The next day, the body is found in the woods, still wrapped in a yellow tarp, but it's not Monica's body, it's Nishikant's.  Monica is apparently fine, and still cheerfully insists on being paid.  But it's clear that there's something else going on; Arvind is killed by a snake someone sent in the mail, and Jayant barely escapes his own snake.  People are dying, and quirky detective Naidu (Radhika Apte) is closing in on Jayant.


Jayant makes for an unusual protagonist, because he really is a terrible person.   On the other hand, the audience isn't really expected to root for him, just watch in bemused fascination as he struggles to avoid his fate.  Much of the time he's passively terrible, selfish and hypocritical but not actively malevolent, but he's willing to do awful things in order to protect his comfortable life.  Monica is also terrible, but is more honest about what she wants and displays more agency in general, which makes her a more sympathetic character.  


Monica, O My Darling
is a black comedy rather than a proper film noir, but the twisty plot hangs together, and the killers (there are multiple murderers) have understandable motives.  The film is deeply cynical, often funny, and surprisingly fun.



Saturday, June 22, 2024

Fool me once . . .

 Avatara Purusha 2 (2024) begins as the previous movie ended, with a magical battle re-imagined as a martial arts duel lifted straight from a wuxia film.  It's an intriguing sequence, probably the highlight of both films, and promises a supernatural adventure that the movies never really deliver on.

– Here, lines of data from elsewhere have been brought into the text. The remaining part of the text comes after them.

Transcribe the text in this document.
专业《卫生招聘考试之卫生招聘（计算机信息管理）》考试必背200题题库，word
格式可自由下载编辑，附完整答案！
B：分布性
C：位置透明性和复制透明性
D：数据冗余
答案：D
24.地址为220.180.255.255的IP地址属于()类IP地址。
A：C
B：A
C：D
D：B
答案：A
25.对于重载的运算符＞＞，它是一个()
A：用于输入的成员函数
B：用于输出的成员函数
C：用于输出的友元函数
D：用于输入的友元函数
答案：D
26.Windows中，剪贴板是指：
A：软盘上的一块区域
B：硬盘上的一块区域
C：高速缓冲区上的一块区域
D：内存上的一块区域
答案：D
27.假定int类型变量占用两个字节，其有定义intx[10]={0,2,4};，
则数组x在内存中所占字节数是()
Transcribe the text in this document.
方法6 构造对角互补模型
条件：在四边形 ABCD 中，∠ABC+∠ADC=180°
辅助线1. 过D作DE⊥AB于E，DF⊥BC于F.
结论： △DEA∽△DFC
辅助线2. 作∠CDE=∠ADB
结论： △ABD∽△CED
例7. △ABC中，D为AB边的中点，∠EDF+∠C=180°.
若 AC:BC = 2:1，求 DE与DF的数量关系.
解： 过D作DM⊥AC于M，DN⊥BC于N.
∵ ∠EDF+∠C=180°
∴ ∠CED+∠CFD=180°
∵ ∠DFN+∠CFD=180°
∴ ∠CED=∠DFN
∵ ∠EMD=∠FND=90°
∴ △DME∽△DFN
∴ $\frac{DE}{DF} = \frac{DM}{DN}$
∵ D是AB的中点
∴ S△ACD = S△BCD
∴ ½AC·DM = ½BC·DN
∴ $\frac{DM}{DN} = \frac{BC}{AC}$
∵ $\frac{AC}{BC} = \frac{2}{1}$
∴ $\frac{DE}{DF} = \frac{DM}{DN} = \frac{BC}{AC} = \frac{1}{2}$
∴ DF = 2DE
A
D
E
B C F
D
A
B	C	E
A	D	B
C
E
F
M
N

That's followed by vital exposition.  Siri (Ashika Ranganath) wanted to reunite her broken family by presenting her aunt Susheela (Bhavya) and uncle Rama (P. Sai Kumar) with the son that Yahsoda (Sudharani), Rama's sister and Siri's mother, lost at the fair years ago.  Finding the actual missing Karna is hard, though, so instead she hired an extra known as Overacting Anil (Sharan) to play the part.  Rama remained suspicious, but Anil quickly formed a close and loving bond with Susheela.  And then the real Karna, calling himself Kumara (Srinigara Kitty), arrived, and Anil went back to life as an extra.

That's not an unusual plot for an Indian movie, except that Kumara is a master of black magic, sent by his evil mentor Darka (Ashutosh Rana) to find the key to enter the mostly empty heaven known as Trishanku, and Anil is not just a glorified extra with dreams of stardom, he's also a trained magician on a mission to save the family from the forces of evil.


Susheela's health is declining, and Kumara doesn't really show much interest in his mother, so Rama and Siri decide to bring back Anil.  They do, and he tries to find his place in the family dynamic while wooing Siri and trying to everyone from the horror movie curses sent by Kumara and Darka.  


 That status quo holds for most of the movie - subtle sympathetic magic in the background of the family drama.  Not much is happening with the plot, so the running time is padded with slapstick and sideplots that don't really go anywhere.  Anil thwarts a band of crooks who are robbing the studio where he works.  His old friend and fellow runaway from the hidden village of evil magic-users is haunted by a ghost and needs help with the right ritual to put it to rest, but wackiness ensues. Meanwhile, the main plot goes nowhere.


And then the main plot goes somewhere.  One of the family members is killed by a curse.  Susheela's soul is taken to the edge of Trishanku, and Anil must follow in order to save her, leading to a final battle, an anticlimax, and the revelation that once again nothing is as it seems, leading once again to a cliffhanger setting up the inevitable part 3.


There's enough material for one solid horror comedy here, but there's just so much padding.  The plot inches forward at a glacial pace, then suddenly accelerates when it's clear that there's no time to wrap everything up in a satisfying fashion, all to set up the next sequel.  The premise is great, but this movie could have been an email.